In verwaltungsinterner Abstimmung wurden die Möglichkeiten zusätzlicher Plätze erörtert, es wurde festgestellt, dass
- keine Möglichkeiten für überdachte Anlagen bestehen,
- lediglich die Möglichkeiten bestehen, Kfz-Stellplätze zu Fahrradabstellplätzen umzu-
wandeln und an einzelnen Stellen vorhandene Bügel zu ergänzen.


Da damit der ermittelte Fehlbedarf nicht abgedeckt werden kann, wurde anschließend geprüft, ob die Fläche vor der Anna-Siemsen-Schule einbezogen werden kann.
Dies wird vom Denkmalschutz wegen Ensembleschutz abgelehnt.

Zusätzliche Abstellmöglichkeiten auf Innenhöfen lassen sich nach Kenntnis der Verwaltung wahrscheinlich nicht schaffen, da in etlichen Innenhöfen bereits ausgelastete Abstellanlagen bestehen.

Vor einigen Häusern im Quartier befinden sich im privaten Raum versiegelte Flächen.
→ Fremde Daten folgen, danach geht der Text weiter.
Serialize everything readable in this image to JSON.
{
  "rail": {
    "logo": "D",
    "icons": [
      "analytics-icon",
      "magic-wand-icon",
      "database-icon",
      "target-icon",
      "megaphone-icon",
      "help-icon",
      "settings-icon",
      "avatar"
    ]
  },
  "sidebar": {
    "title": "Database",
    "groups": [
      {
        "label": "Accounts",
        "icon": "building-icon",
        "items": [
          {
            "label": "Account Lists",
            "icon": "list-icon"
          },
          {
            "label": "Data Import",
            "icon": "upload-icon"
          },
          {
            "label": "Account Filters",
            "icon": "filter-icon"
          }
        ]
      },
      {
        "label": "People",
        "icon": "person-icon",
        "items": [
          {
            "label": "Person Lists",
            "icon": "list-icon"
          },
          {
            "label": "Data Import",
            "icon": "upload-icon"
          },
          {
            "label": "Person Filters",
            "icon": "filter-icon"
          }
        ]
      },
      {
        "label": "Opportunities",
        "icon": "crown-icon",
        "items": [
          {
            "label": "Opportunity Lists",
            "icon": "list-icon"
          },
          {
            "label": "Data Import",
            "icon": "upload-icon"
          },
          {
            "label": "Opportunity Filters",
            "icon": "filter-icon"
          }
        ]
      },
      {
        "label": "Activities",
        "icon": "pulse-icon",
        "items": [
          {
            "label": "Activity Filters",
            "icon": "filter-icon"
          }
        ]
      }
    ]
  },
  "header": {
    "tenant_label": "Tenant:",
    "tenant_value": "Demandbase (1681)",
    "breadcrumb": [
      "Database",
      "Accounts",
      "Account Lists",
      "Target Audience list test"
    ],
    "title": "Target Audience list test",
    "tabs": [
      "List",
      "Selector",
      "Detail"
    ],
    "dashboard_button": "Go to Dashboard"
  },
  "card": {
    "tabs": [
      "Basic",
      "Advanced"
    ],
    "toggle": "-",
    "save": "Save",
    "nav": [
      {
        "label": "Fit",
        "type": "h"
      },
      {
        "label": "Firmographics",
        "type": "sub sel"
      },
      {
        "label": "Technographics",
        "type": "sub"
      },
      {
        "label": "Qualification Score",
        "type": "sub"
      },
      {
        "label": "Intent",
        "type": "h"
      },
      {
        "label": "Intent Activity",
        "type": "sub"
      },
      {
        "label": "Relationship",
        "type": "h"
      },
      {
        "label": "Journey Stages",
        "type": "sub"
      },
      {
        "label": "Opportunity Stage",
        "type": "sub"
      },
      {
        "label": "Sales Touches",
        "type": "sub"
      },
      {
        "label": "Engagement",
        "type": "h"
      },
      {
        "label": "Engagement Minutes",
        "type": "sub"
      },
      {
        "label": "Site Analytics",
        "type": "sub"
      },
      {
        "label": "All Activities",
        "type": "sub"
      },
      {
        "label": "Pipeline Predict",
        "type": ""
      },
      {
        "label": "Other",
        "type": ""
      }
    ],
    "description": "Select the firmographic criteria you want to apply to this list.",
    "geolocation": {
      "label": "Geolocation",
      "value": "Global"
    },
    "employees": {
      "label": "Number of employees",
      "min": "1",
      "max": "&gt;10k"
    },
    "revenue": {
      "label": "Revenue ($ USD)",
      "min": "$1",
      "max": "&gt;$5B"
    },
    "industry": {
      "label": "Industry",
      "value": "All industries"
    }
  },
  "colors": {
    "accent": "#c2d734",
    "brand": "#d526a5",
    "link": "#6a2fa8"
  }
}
Hier könnten möglicherweise weitere Abstellplätze eingerichtet werden. Eine Versiegelung von Vorgärten zur Schaffung von Abstellplätzen wird abgelehnt.

Die Einrichtung von Abstellanlagen im öffentlichen Raum wurde verwaltungsintern geprüft. Es können voraussichtlich 102 zusätzliche Abstellplätze durch Umwandlung von Kfz-Stellplätzen und Ergänzung von Anlehnbügeln geschaffen werden.

Eine Abfrage zur Bereitschaft von Eigentümer*innen zur Einrichtung von Fahrradabstellplätzen im privaten Raum ist seitens der Verwaltung aufgrund mangelnder Kapazitäten nicht beabsichtigt. Stattdessen wird die Erstellung eines Informationsblattes für Hauseigentümer*innen geprüft, um diese zur Schaffung von neuen und zusätzlichen Abstellanlagen zu motivieren.

Die Verwaltung hat den Abfallwirtschaftsbetrieb aha angesprochen und um regelmäßige Überprüfung des Quartiers und die Entfernung von „Schrotträdern“ gebeten. Durch aha wurden im Juni in einem größeren Bereich der Nordstadt 137 Räder markiert, die entfernt werden sollen.